Maloney Op-Ed in POLITICO: “Investing in the Grid, Investing in Our Customers”
Maloney will also speak at POLITICO’s Energy Summit in Washington, D.C. on Wednesday, June 10 at 8:45 a.m. ET where he will discuss how electric companies are working to keep electricity affordable for customers and the investments need to maintain reliability and meet growing demand.
Read the full op-ed below.

POLITICO: Investing in the Grid, Investing in Our Customers
By Drew Maloney, President and CEO, EEI
The energy grid is one of America’s three great infrastructural innovations, alongside the railroad and the federal highway system.
And yet, despite how reliant we are on the grid and the reliable, affordable electricity it delivers to power daily life, we usually don’t think twice when we flip a light switch, turn on the television or put leftovers in a microwave.
The lineworkers and electric companies responsible for maintaining and upgrading the grid do their jobs so reliably that most of us treat access to energy as an afterthought — 99.9 percent of the time, we don’t cross our fingers before plugging in our phones. We just plug them in, and they charge.
That’s by design. The grid — and the hard work happening behind the scenes to support it — makes that possible.
A new independent analysis from Concentric Energy Advisors shows the value of the grid is greater than the sum of its 22,000 generators, 55,000 substations, 642,000 miles of transmission lines and 6.3 million miles of distribution infrastructure.
The report describes the grid as “the backbone of nearly all economic activity and public services” in the United States. It reliably powers every sector and supports critical national security functions, including defense, emergency response, water systems and communications.
But it is not a static, set-it-and-forget-it asset. It needs to evolve as America’s energy use evolves, and it needs to expand as electrification, industrialization, the reshoring of manufacturing activity, data centers and AI technologies reshape the need for reliable, affordable energy in the United States.
The grid needs prudent, ongoing maintenance just to sustain current levels of reliability — maintenance that avoids expensive emergency repairs and higher operating costs down the road.
To keep pace with demand growth and continue delivering the energy of every day in America, we need more steel in the ground and electrons on the grid — plain and simple.
The new Concentric Energy Advisors report concludes that continued investment in the grid is “a foundational enabler of U.S. economic growth and prosperity.” Electricity accounts for 5 percent of U.S. GDP and powers the other 95 percent, which means that if the grid isn’t working, America isn’t working.
That’s why electric companies will invest $239 billion this year and $1.4 trillion through 2030 to make the grid smarter, stronger, more reliable and more secure. These projects ensure the grid continues delivering the energy of every day, keeping the lights on at homes, schools and businesses across the country.

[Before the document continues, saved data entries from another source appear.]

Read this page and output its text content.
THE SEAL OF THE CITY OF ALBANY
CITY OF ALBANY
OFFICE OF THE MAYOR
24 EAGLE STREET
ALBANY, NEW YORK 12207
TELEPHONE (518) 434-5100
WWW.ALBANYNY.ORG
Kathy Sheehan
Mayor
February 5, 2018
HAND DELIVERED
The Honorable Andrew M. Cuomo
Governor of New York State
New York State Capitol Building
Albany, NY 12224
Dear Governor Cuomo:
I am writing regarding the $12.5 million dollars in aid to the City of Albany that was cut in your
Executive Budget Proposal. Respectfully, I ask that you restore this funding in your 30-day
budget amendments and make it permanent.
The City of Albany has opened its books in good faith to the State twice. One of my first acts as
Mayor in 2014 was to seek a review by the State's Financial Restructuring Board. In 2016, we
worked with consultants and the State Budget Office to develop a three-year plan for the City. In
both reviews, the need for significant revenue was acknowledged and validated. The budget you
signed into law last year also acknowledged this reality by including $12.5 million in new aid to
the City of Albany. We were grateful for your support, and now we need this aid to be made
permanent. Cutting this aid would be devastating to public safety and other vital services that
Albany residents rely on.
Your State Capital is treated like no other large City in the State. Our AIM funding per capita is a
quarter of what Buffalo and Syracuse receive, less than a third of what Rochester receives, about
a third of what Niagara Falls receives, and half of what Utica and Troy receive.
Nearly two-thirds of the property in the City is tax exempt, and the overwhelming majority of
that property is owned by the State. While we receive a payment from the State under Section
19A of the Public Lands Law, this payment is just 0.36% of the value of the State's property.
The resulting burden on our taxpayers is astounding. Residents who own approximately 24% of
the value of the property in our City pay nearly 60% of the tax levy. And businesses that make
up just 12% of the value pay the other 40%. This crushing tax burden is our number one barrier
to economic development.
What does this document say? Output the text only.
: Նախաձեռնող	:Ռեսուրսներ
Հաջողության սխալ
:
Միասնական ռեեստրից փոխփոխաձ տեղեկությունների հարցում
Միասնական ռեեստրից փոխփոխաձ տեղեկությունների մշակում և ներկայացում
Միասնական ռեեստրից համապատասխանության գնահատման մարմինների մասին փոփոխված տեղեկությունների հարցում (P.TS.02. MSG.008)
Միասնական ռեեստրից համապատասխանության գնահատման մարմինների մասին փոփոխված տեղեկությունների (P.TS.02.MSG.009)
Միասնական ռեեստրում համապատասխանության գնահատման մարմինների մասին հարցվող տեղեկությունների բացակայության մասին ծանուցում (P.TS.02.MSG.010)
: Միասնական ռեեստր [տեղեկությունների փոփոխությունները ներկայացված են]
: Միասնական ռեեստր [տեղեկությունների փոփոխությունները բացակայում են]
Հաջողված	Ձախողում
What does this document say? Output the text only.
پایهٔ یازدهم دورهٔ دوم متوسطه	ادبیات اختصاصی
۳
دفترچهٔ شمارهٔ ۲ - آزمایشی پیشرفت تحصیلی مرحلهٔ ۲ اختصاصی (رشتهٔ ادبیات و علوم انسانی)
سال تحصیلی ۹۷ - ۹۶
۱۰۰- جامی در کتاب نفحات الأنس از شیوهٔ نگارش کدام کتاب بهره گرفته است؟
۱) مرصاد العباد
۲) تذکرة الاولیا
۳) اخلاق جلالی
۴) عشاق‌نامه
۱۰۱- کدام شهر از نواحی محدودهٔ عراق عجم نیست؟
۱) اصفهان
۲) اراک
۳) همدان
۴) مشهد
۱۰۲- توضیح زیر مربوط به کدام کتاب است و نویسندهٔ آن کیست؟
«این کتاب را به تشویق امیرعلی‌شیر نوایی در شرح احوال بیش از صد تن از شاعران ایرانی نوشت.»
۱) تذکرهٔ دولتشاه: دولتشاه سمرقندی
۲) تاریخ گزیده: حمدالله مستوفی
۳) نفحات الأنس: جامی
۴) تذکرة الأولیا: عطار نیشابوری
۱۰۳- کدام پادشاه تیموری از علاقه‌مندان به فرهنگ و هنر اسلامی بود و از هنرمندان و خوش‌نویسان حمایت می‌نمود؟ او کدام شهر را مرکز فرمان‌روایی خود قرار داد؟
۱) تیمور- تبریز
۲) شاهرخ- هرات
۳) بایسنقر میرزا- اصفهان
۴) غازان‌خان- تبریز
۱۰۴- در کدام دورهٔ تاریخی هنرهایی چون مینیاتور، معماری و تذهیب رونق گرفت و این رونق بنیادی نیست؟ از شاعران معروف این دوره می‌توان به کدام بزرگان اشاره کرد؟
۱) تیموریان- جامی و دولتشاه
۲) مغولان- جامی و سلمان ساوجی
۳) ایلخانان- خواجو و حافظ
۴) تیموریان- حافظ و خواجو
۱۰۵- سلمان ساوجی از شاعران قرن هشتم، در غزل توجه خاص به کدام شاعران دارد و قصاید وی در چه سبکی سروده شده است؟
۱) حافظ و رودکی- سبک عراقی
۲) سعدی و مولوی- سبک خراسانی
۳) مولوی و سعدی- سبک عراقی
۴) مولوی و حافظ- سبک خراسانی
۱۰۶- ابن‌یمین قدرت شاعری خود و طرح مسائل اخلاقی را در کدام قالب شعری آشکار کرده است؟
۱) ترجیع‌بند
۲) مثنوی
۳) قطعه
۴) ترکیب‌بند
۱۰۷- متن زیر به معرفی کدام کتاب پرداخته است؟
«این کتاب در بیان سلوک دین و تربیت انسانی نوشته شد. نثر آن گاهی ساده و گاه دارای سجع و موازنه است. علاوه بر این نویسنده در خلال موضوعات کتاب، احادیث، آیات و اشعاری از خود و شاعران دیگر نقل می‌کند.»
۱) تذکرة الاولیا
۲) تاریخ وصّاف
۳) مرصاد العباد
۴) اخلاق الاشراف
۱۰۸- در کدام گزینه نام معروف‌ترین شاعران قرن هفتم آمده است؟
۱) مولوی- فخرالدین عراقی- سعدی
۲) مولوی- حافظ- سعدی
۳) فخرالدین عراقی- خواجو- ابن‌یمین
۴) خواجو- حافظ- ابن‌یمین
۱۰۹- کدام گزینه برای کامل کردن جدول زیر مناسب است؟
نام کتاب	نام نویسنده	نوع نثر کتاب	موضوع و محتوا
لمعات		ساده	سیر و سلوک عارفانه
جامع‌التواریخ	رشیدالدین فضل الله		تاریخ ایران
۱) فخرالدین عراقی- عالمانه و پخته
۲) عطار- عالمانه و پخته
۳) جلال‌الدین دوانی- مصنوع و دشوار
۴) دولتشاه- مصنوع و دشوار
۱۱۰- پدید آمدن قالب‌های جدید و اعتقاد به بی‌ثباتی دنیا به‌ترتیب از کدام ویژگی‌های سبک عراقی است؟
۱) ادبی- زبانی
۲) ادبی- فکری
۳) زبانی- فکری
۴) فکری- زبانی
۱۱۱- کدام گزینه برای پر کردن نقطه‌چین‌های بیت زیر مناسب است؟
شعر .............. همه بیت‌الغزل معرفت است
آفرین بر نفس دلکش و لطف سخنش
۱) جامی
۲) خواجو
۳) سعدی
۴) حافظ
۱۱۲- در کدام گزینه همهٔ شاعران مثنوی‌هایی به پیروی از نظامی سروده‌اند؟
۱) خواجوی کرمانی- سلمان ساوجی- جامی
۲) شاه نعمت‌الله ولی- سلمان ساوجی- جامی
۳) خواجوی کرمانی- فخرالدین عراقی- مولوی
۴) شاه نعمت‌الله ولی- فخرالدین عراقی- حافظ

They also position America for success down the road, ensuring we can win the AI race and support the jobs, industries and technologies of tomorrow.
Our businesses thrive when our customers thrive. Investor-owned electric companies work every day to deliver energy as affordably as possible to the 250 million Americans counting on us. Responsible, sustained investment in the grid will power the nation’s economic growth while ensuring we can continue delivering that reliable and affordable energy today and in the future.
We stand ready to build, but we cannot make progress alone. We need policy and regulatory environments that support these investments. We need to cut through government red tape delaying projects and saddling customers with unnecessary costs.
Our businesses thrive when our customers thrive. Investor-owned electric companies work every day to deliver energy as affordably as possible to the 250 million Americans counting on us.
We need the access to capital needed to fund major infrastructure projects, without politically driven caps on returns that make for good campaign soundbites but ultimately fail to deliver results for customers.
At the end of the day, we need action. The costs of standing still are too great for our customers and for America’s competitiveness. Although it is easy to overlook all the wires and all the work that ensures the lights turn on when you flip a switch, we must not lose sight of the grid’s role as the backbone of modern society.
Investing in the grid means investing in our nation’s future. And it’s incumbent upon all of us to ensure that future is bright.